New Delhi: Expressing apprehension that Indian children adopted by foreign nationals could be exploited, the Supreme Court has asked the Government to consider formulation of a suitable law to regulate inter-country adoptions.
A bench of Justices Markandeya Katju and TS Thakur observed that presently there is no legislation in the country on such adoptions as a result of which Indian children adopted
by foreign parents are vulnerable to exploitation.
The bench passed the direction while appointing Solicitor General Gopal Subramanium as amicus curiae (special counsel) to assist the court on the tricky issue while dealing with the special leave petition filed by a cerebral palsy-afflicted American and his wife who wanted to adopt a mentally challenged 11-year old boy.
"Why should we interfere with the concurrent findings of the District Judge and the Delhi High Court that the child could be exploited. The question is once the child is taken
out of the country, the jurisdiction of Indian courts ends. (Then) What will be the fate of the child," the bench asked a senior counsel appearing for the couple.
The Delhi High Court had on August 31 last year rejected the plea of Craig Allen Coates and his wife Cynthia Ann Coates, residents of Winnebago, USA, to adopt a minor Indian
after holding that the couple, already having two sons and a daughters, intended to exploit him as a domestic help.
It had concurred with the findings of a District Judge that the intention of the couple did not appear to be bonafide.
"The real intention of the appellants (Coates) in adopting the child who is suffering from mental delays (mental growth has not kept pace with age) appears to exploit him as
domestic help for the husband who has been suffering from cerebral palsy since birth," Justice VB Gupta of the High Court had observed.
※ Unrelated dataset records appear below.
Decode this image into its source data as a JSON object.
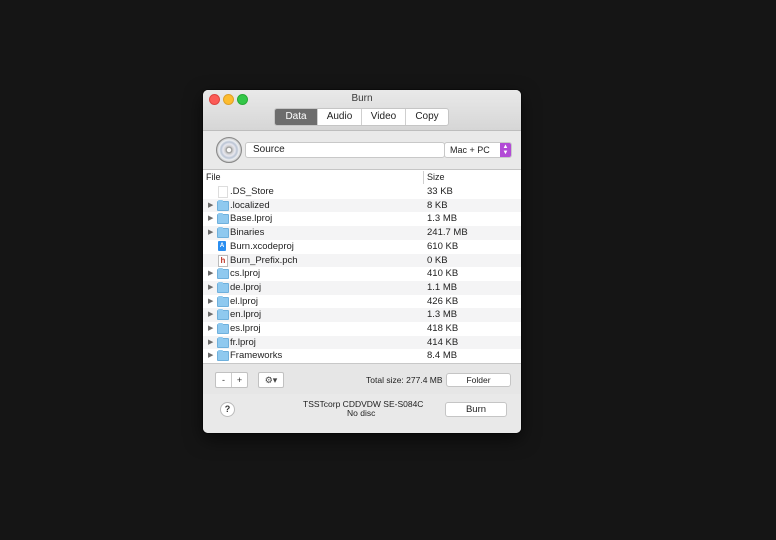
{
  "window": {
    "title": "Burn"
  },
  "tabs": [
    {
      "label": "Data",
      "active": true
    },
    {
      "label": "Audio",
      "active": false
    },
    {
      "label": "Video",
      "active": false
    },
    {
      "label": "Copy",
      "active": false
    }
  ],
  "source": {
    "value": "Source",
    "disc_format": "Mac + PC",
    "accent_color": "#b24ad6"
  },
  "table": {
    "columns": [
      "File",
      "Size"
    ],
    "rows": [
      {
        "name": ".DS_Store",
        "size": "33 KB",
        "icon": "document-icon",
        "expandable": false
      },
      {
        "name": ".localized",
        "size": "8 KB",
        "icon": "folder-icon",
        "expandable": true
      },
      {
        "name": "Base.lproj",
        "size": "1.3 MB",
        "icon": "folder-icon",
        "expandable": true
      },
      {
        "name": "Binaries",
        "size": "241.7 MB",
        "icon": "folder-icon",
        "expandable": true
      },
      {
        "name": "Burn.xcodeproj",
        "size": "610 KB",
        "icon": "xcodeproj-icon",
        "expandable": false
      },
      {
        "name": "Burn_Prefix.pch",
        "size": "0 KB",
        "icon": "header-file-icon",
        "expandable": false
      },
      {
        "name": "cs.lproj",
        "size": "410 KB",
        "icon": "folder-icon",
        "expandable": true
      },
      {
        "name": "de.lproj",
        "size": "1.1 MB",
        "icon": "folder-icon",
        "expandable": true
      },
      {
        "name": "el.lproj",
        "size": "426 KB",
        "icon": "folder-icon",
        "expandable": true
      },
      {
        "name": "en.lproj",
        "size": "1.3 MB",
        "icon": "folder-icon",
        "expandable": true
      },
      {
        "name": "es.lproj",
        "size": "418 KB",
        "icon": "folder-icon",
        "expandable": true
      },
      {
        "name": "fr.lproj",
        "size": "414 KB",
        "icon": "folder-icon",
        "expandable": true
      },
      {
        "name": "Frameworks",
        "size": "8.4 MB",
        "icon": "folder-icon",
        "expandable": true
      }
    ]
  },
  "toolbar": {
    "remove_label": "-",
    "add_label": "+",
    "gear_label": "⚙▾",
    "total_size": "Total size: 277.4 MB",
    "folder_label": "Folder"
  },
  "footer": {
    "help_label": "?",
    "device_name": "TSSTcorp CDDVDW SE-S084C",
    "device_status": "No disc",
    "burn_label": "Burn"
  }
}
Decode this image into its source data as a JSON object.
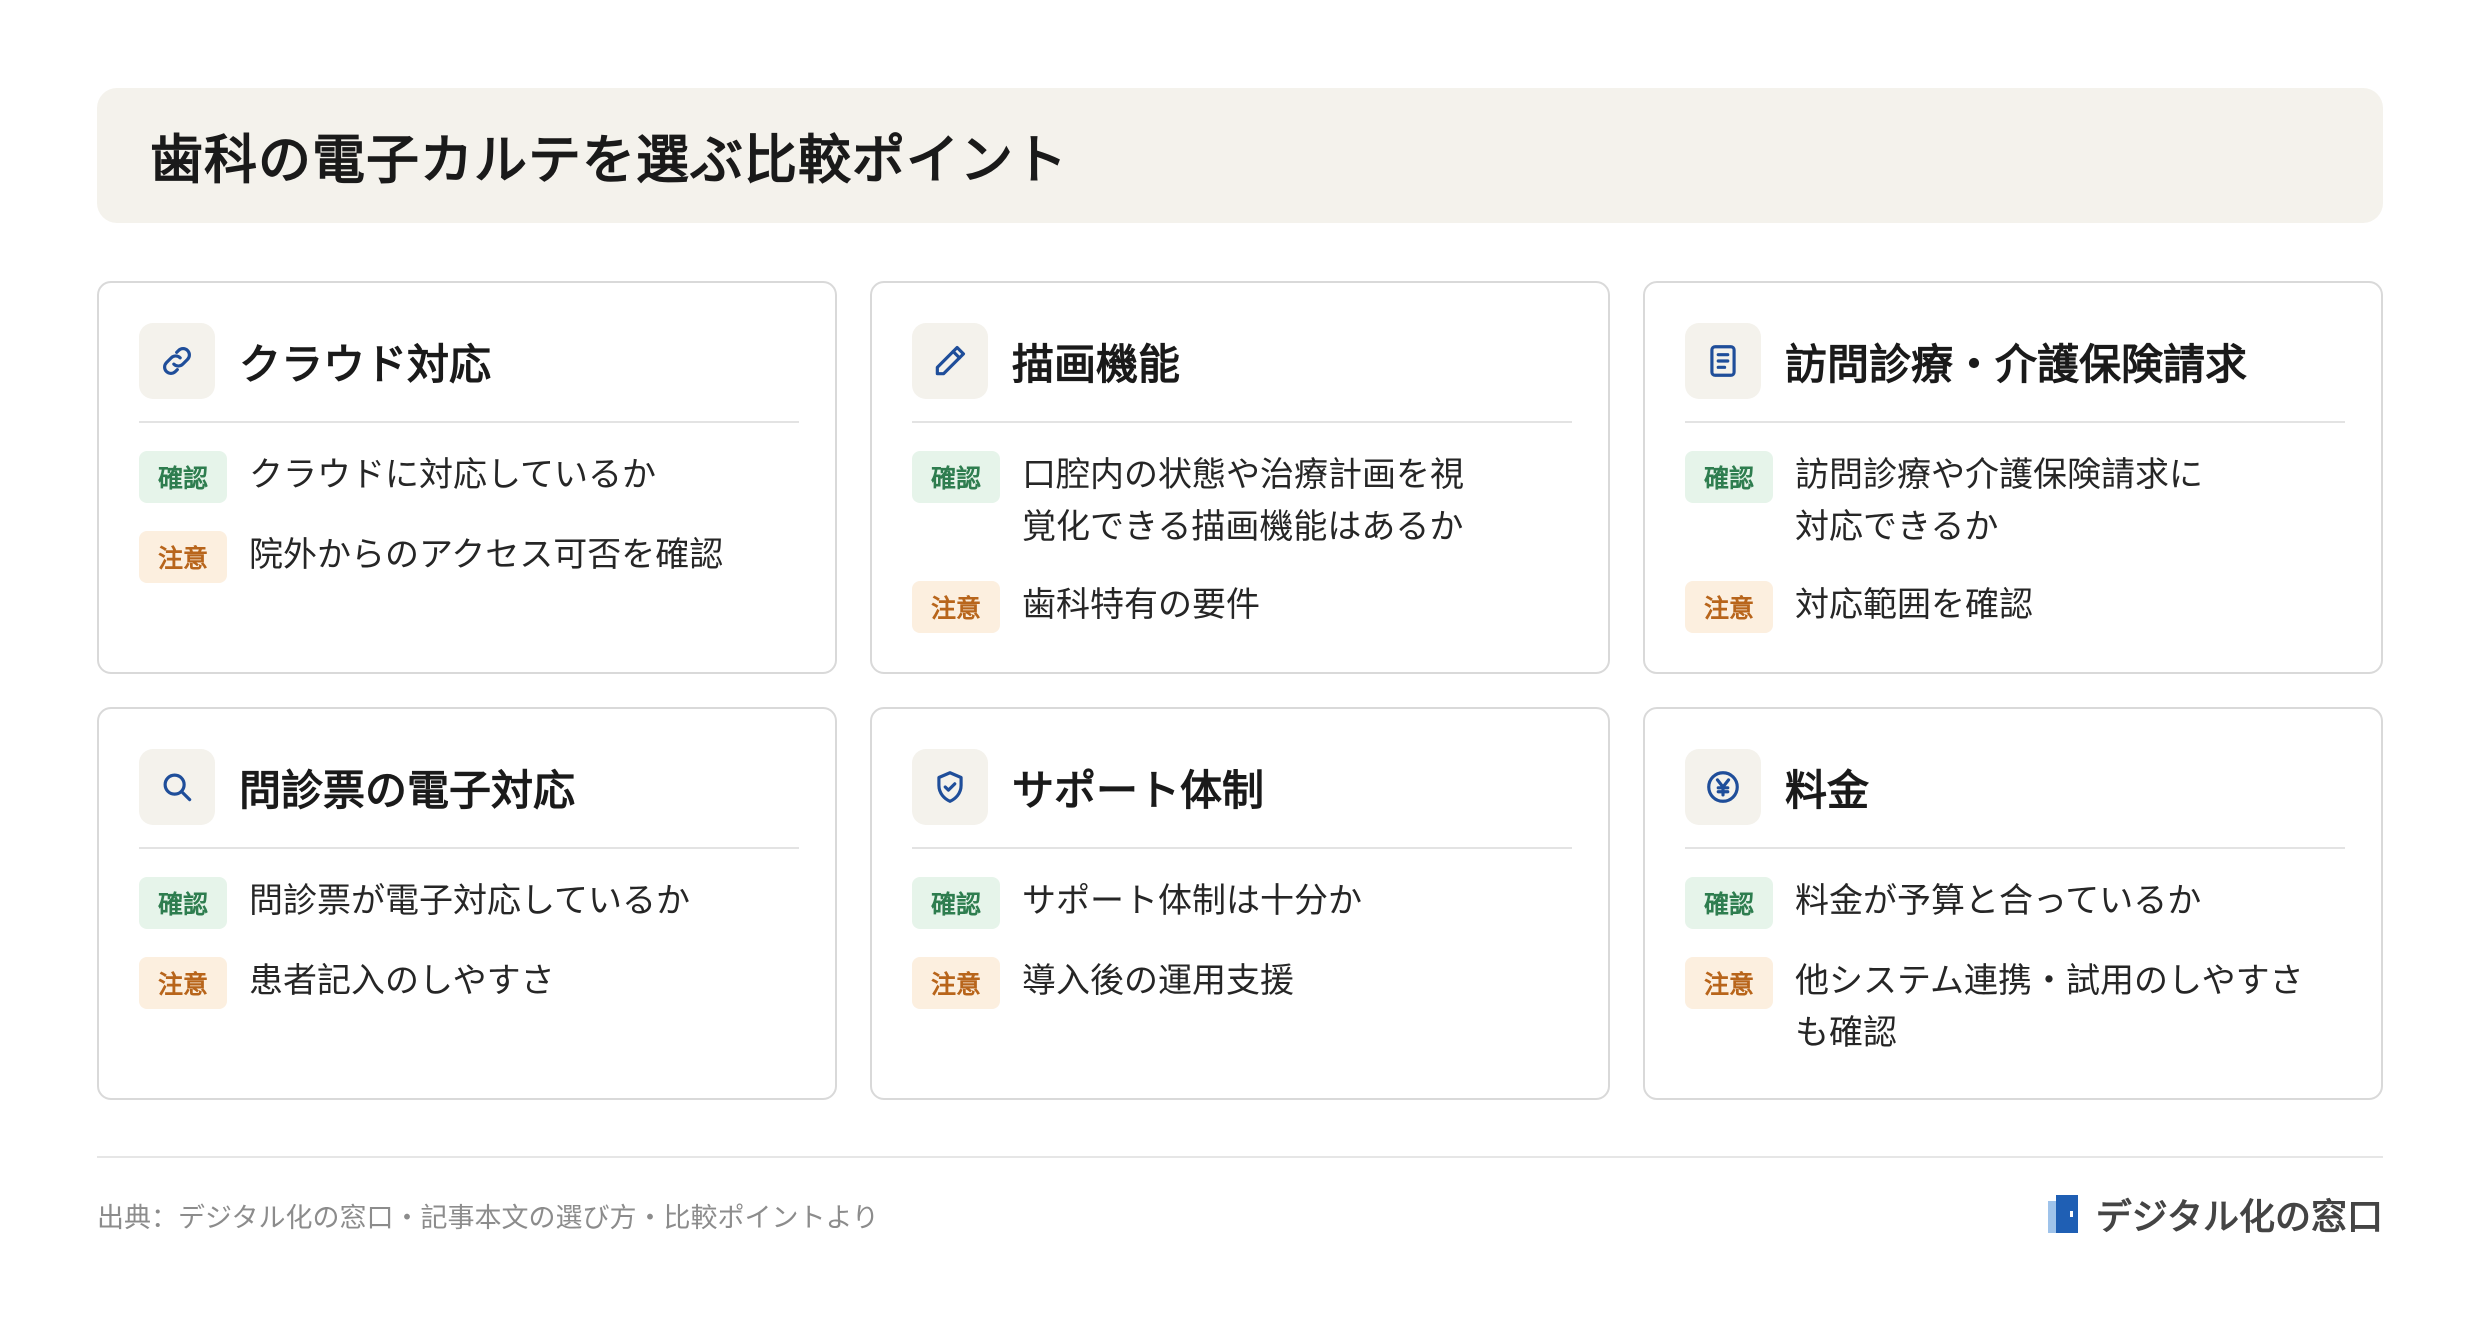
{
  "title": "歯科の電子カルテを選ぶ比較ポイント",
  "colors": {
    "accent_icon": "#1f4e9a",
    "check_badge_bg": "#e6f4ea",
    "check_badge_text": "#2e7d4f",
    "warn_badge_bg": "#fcefdf",
    "warn_badge_text": "#b8651b",
    "header_bg": "#f4f2ec"
  },
  "cards": [
    {
      "icon": "link-icon",
      "title": "クラウド対応",
      "rows": [
        {
          "badge": "確認",
          "text": "クラウドに対応しているか"
        },
        {
          "badge": "注意",
          "text": "院外からのアクセス可否を確認"
        }
      ]
    },
    {
      "icon": "pencil-icon",
      "title": "描画機能",
      "rows": [
        {
          "badge": "確認",
          "text": "口腔内の状態や治療計画を視覚化できる描画機能はあるか"
        },
        {
          "badge": "注意",
          "text": "歯科特有の要件"
        }
      ]
    },
    {
      "icon": "document-icon",
      "title": "訪問診療・介護保険請求",
      "rows": [
        {
          "badge": "確認",
          "text": "訪問診療や介護保険請求に対応できるか"
        },
        {
          "badge": "注意",
          "text": "対応範囲を確認"
        }
      ]
    },
    {
      "icon": "search-icon",
      "title": "問診票の電子対応",
      "rows": [
        {
          "badge": "確認",
          "text": "問診票が電子対応しているか"
        },
        {
          "badge": "注意",
          "text": "患者記入のしやすさ"
        }
      ]
    },
    {
      "icon": "shield-check-icon",
      "title": "サポート体制",
      "rows": [
        {
          "badge": "確認",
          "text": "サポート体制は十分か"
        },
        {
          "badge": "注意",
          "text": "導入後の運用支援"
        }
      ]
    },
    {
      "icon": "yen-icon",
      "title": "料金",
      "rows": [
        {
          "badge": "確認",
          "text": "料金が予算と合っているか"
        },
        {
          "badge": "注意",
          "text": "他システム連携・試用のしやすさも確認"
        }
      ]
    }
  ],
  "footer": {
    "source": "出典：デジタル化の窓口・記事本文の選び方・比較ポイントより",
    "brand": "デジタル化の窓口"
  }
}
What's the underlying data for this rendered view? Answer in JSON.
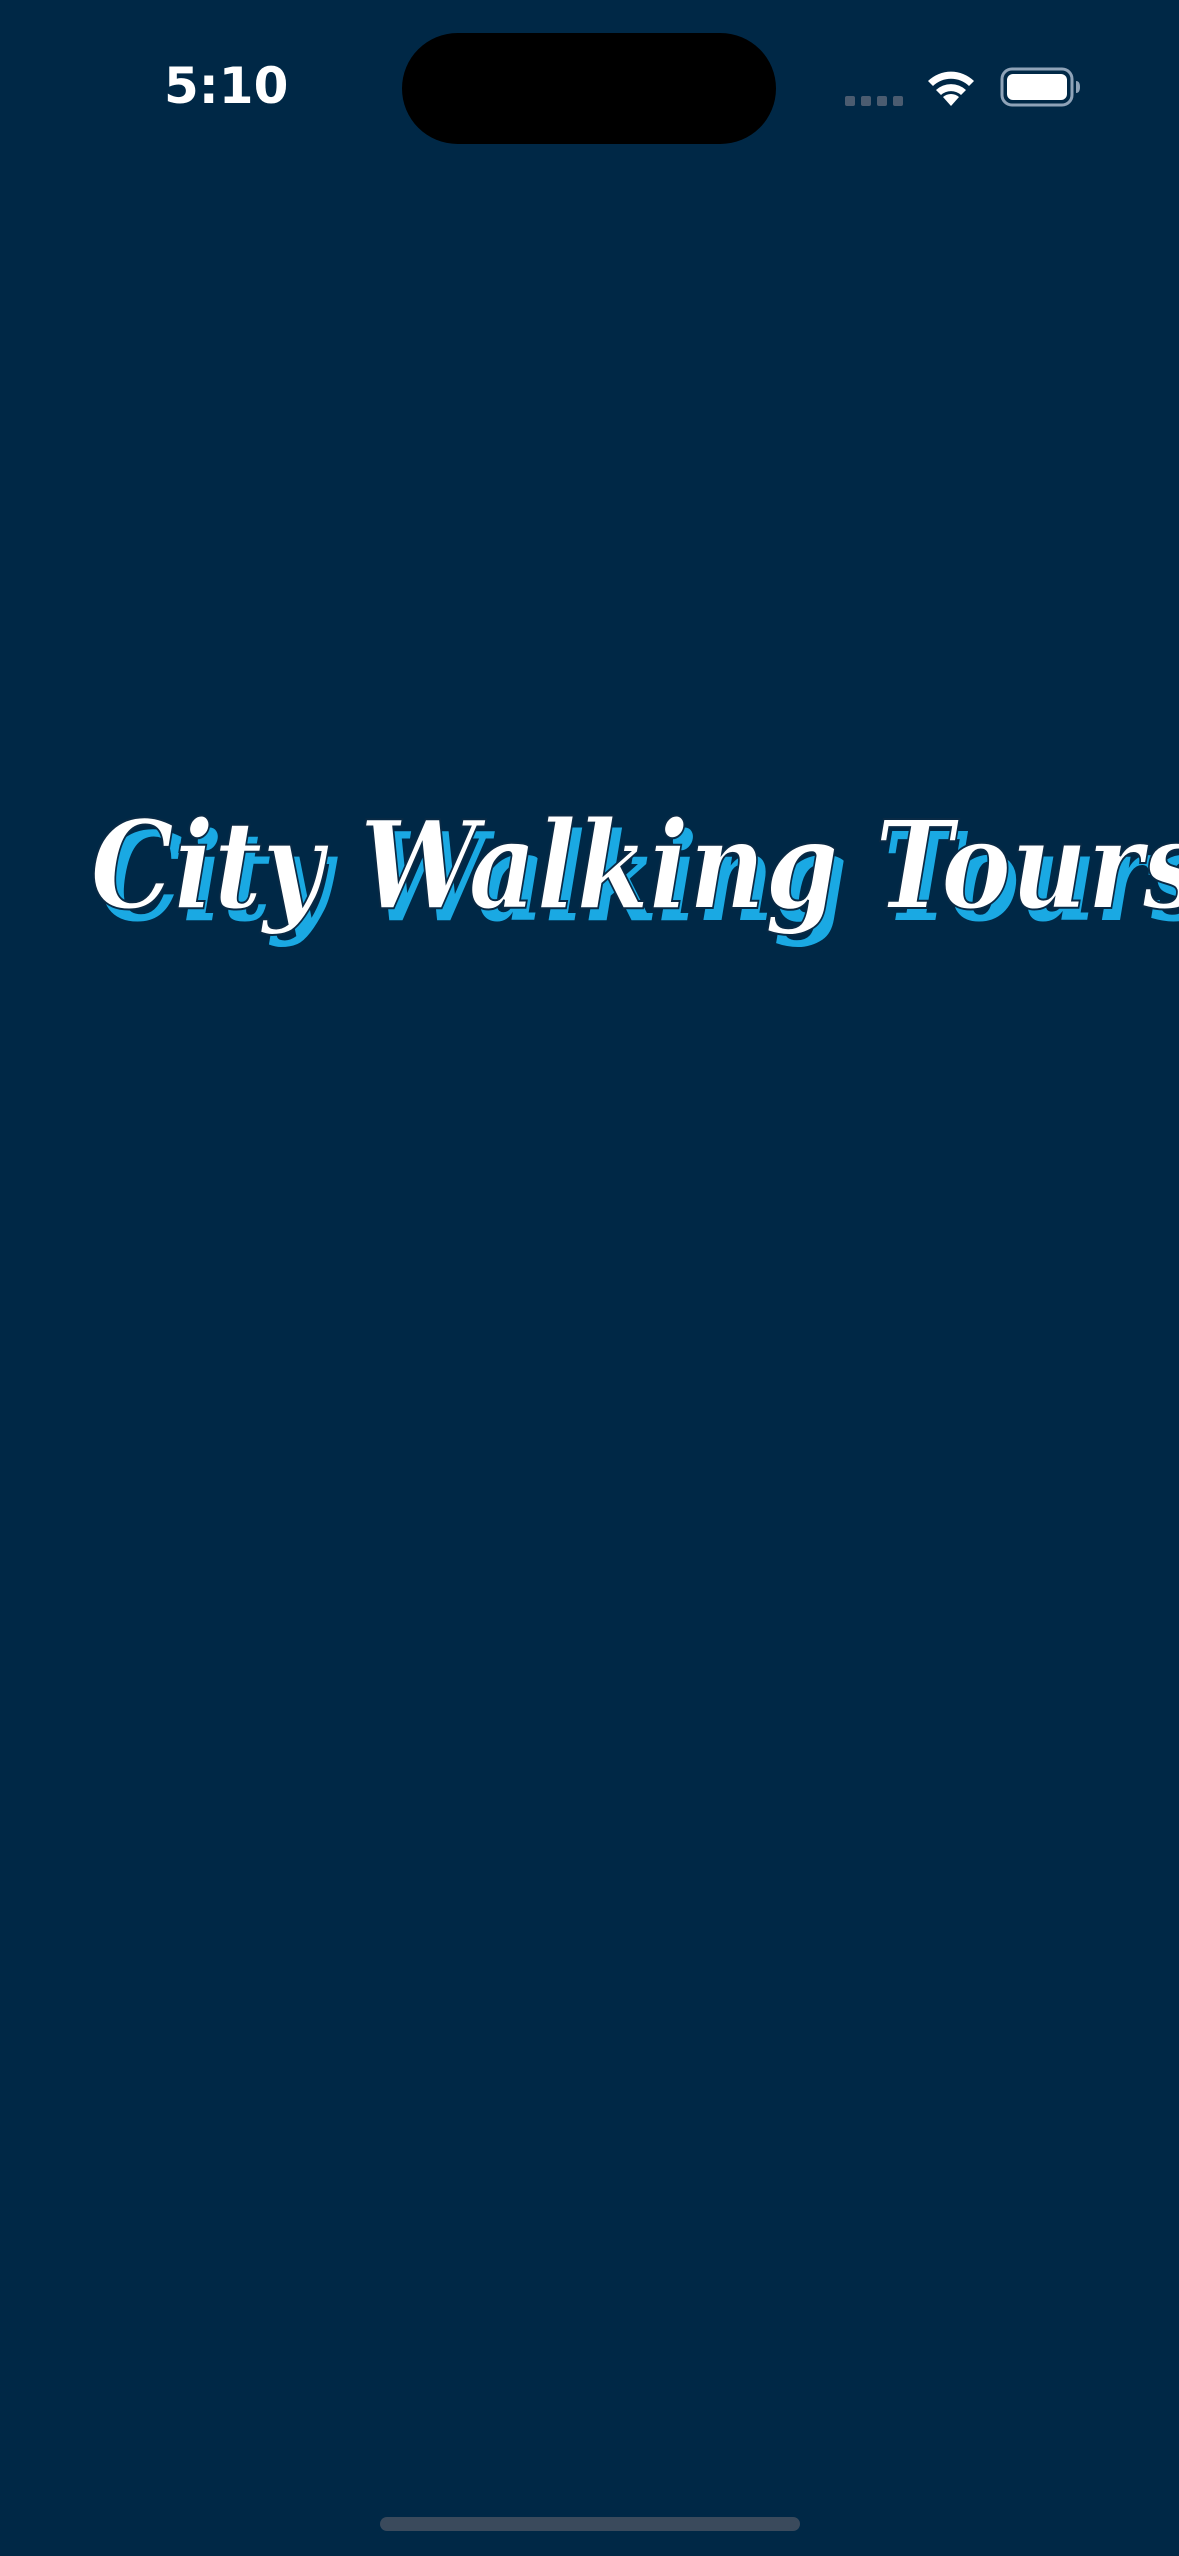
{
  "status_bar": {
    "time": "5:10",
    "icons": [
      "cellular-signal-icon",
      "wifi-icon",
      "battery-icon"
    ]
  },
  "splash": {
    "title": "City Walking Tours"
  },
  "colors": {
    "background": "#002846",
    "title_text": "#ffffff",
    "title_shadow": "#1aa9e3"
  }
}
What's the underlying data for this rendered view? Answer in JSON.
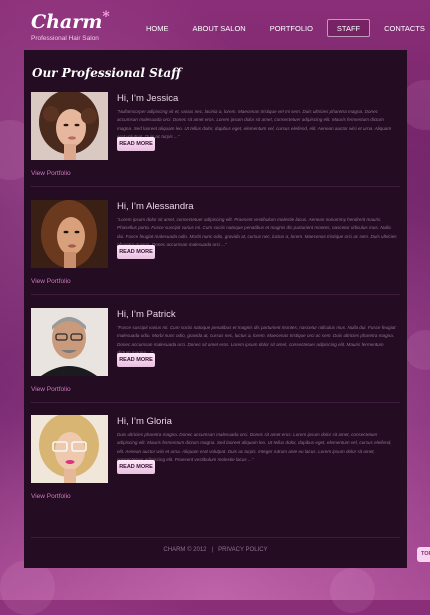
{
  "site": {
    "logo_name": "Charm",
    "logo_star": "*",
    "tagline": "Professional Hair Salon"
  },
  "nav": {
    "items": [
      {
        "label": "HOME",
        "active": false
      },
      {
        "label": "ABOUT SALON",
        "active": false
      },
      {
        "label": "PORTFOLIO",
        "active": false
      },
      {
        "label": "STAFF",
        "active": true
      },
      {
        "label": "CONTACTS",
        "active": false
      }
    ]
  },
  "main": {
    "title": "Our Professional Staff",
    "members": [
      {
        "name": "Hi, I’m Jessica",
        "bio": "“Nullamcorper adipiscing vit et, varius nec, lacinia a, lorem. Maecenas tristique vel mi sem. Duis ultricies pharetra magna. Donec accumsan malesuada orci. Donec sit amet eros. Lorem ipsum dolor sit amet, consectetuer adipiscing elit. Mauris fermentum dictum magna. Sed laoreet aliquam leo. Ut tellus dolor, dapibus eget, elementum vel, cursus eleifend, elit. Aenean auctor wisi et urna. Aliquam erat volutpat. Duis ac turpis ...”",
        "button": "READ MORE",
        "link": "View Portfolio"
      },
      {
        "name": "Hi, I’m Alessandra",
        "bio": "“Lorem ipsum dolor sit amet, consectetuer adipiscing elit. Praesent vestibulum molestie lacus. Aenean nonummy hendrerit mauris. Phasellus porta. Fusce suscipit varius mi. Cum sociis natoque penatibus et magnis dis parturient montes, nascetur ridiculus mus. Nulla dui. Fusce feugiat malesuada odio. Morbi nunc odio, gravida at, cursus nec, luctus a, lorem. Maecenas tristique orci ac sem. Duis ultricies pharetra magna. Donec accumsan malesuada orci ...”",
        "button": "READ MORE",
        "link": "View Portfolio"
      },
      {
        "name": "Hi, I’m Patrick",
        "bio": "“Fusce suscipit varius mi. Cum sociis natoque penatibus et magnis dis parturient montes, nascetur ridiculus mus. Nulla dui. Fusce feugiat malesuada odio. Morbi nunc odio, gravida at, cursus nec, luctus a, lorem. Maecenas tristique orci ac sem. Duis ultricies pharetra magna. Donec accumsan malesuada orci. Donec sit amet eros. Lorem ipsum dolor sit amet, consectetuer adipiscing elit. Mauris fermentum dictum magna ...”",
        "button": "READ MORE",
        "link": "View Portfolio"
      },
      {
        "name": "Hi, I’m Gloria",
        "bio": "Duis ultricies pharetra magna. Donec accumsan malesuada orci. Donec sit amet eros. Lorem ipsum dolor sit amet, consectetuer adipiscing elit. Mauris fermentum dictum magna. Sed laoreet aliquam leo. Ut tellus dolor, dapibus eget, elementum vel, cursus eleifend, elit. Aenean auctor wisi et urna. Aliquam erat volutpat. Duis ac turpis. Integer rutrum ante eu lacus. Lorem ipsum dolor sit amet, consectetuer adipiscing elit. Praesent vestibulum molestie lacus ...”",
        "button": "READ MORE",
        "link": "View Portfolio"
      }
    ]
  },
  "footer": {
    "copyright": "CHARM © 2012",
    "separator": "|",
    "privacy": "PRIVACY POLICY"
  },
  "totop": {
    "label": "TOP"
  },
  "colors": {
    "background": "#7a2a72",
    "panel": "#240c22",
    "accent_link": "#cf79bf",
    "button_bg": "#f3d3ec"
  }
}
The boy is presently lodged at a child welfare centre in Saritha Vihar.
The High Court had said the wife was working as a supervisor nurse and getting a huge salary in the US and the couple wanted to adopt the boy so as to employ him to look
after her husband.
It also imposed a cost of Rs 20,000 on the couple for abusing the process of law. Aggrieved by the High Court`s ruling, the couple filed the SLP in the Supreme Court.
The apex court, while refusing to grant any immediate relief to the couple, said in an order, "We also request the Law Commission to consider recommending legislation on the matter of inter-country adoptions as at present there is no legislation on the subject and there is a pressing need for the same.
"The Law Ministry, Government of India, may also look into the matter," the bench said, while adjourning the matter by four weeks.